Here's your shopping list for this cheesy, high-protein sauerkraut casserole recipe: wide egg noodles, ground beef, onion, garlic powder, sauerkraut, brown sugar, condensed tomato soup and Swiss cheese. This ground beef casserole recipe was very tasty. I did make some adjustments to the original recipe. Check out the health benefits of sauerkraut.
The original recipe called for more egg noodles and more sugar. The amount of sugar in the original recipe (3/4 cup) seemed like way to much to me, so I reduced it to 1/2 cup. (You could add even less and it would be fine.)
This is a hearty, filling, comfort food dinner perfect for any night of the week. Serve this budget-friendly, grandma-approved ground beef casserole with a salad or vegetable.
Cuisine: American
Prep Time: 5 minutes
Cook Time: 35 minutes
Total Time: 40 minutes
Servings: 8
Ingredients
- 12 ounces wide egg noodles (original recipe called for 16 ounces)
- 2 pounds ground beef
- 1 onion, chopped
- garlic powder, to taste
- 28 ounces (2 cans) sauerkraut, drained
- 1/2 cup brown sugar (original recipe called for 3/4 cup)
- 20 ounces (2 cans) condensed tomato soup
- 1 can water
- 2 cups grated Swiss cheese
Here's how to make it:
- Cook the egg noodles according to package directions to al dente (do not overcook). Drain.
- Brown the ground beef and onion in a large skillet. Season with garlic powder, to taste, and salt and pepper.
- Spread the drained sauerkraut in the bottom of a casserole dish or 13x9-inch baking pan. Sprinkle the brown sugar.
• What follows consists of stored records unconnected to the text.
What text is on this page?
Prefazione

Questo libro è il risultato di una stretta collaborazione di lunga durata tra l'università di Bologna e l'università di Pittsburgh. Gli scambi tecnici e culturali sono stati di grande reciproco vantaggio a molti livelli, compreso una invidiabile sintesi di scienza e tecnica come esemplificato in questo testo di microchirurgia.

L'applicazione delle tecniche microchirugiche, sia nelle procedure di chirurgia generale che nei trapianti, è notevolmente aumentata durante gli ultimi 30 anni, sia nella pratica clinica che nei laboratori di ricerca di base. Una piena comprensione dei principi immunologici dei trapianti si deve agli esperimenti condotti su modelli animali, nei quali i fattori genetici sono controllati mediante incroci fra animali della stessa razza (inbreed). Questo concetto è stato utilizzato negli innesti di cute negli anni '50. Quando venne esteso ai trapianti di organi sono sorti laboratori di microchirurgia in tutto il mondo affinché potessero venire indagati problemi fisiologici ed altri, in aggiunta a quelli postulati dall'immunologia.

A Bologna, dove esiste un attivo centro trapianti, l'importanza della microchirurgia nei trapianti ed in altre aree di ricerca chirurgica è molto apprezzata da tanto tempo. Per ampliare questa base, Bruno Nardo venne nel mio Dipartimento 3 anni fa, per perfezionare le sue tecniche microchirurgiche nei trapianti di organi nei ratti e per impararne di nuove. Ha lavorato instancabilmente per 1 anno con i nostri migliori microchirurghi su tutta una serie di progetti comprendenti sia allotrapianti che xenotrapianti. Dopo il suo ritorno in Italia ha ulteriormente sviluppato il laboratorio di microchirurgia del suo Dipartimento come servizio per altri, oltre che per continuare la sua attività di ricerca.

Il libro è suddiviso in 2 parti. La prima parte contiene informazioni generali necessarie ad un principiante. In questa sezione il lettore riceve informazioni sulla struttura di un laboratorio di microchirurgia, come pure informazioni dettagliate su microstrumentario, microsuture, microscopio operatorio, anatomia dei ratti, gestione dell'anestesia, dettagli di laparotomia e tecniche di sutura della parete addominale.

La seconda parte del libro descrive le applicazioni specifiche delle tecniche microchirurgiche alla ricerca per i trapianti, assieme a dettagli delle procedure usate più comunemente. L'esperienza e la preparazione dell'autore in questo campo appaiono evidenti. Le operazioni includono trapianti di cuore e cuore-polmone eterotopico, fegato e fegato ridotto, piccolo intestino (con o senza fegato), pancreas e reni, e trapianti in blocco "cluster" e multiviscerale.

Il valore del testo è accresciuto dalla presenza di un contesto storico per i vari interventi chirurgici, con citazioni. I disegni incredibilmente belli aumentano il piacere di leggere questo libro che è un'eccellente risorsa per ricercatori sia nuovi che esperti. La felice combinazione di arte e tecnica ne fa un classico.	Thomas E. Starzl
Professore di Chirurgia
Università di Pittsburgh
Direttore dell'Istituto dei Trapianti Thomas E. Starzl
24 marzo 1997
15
- Top with the egg noodles.
- Add the ground beef and onions.
- Combine the tomato soup and 1 can of water. Pour it over the top.
- Use a fork to gently move the noodles so the tomato soup runs down into the casserole.
- Sprinkle with the cheese. (If you don't like Swiss cheese try mozzarella, provolone, Monterey Jack or even cheddar.)
- Bake in a preheated 350-degree F oven for about 30 minutes or until hot and cheese has melted. Store any leftovers in an airtight container and reheat in the microwave.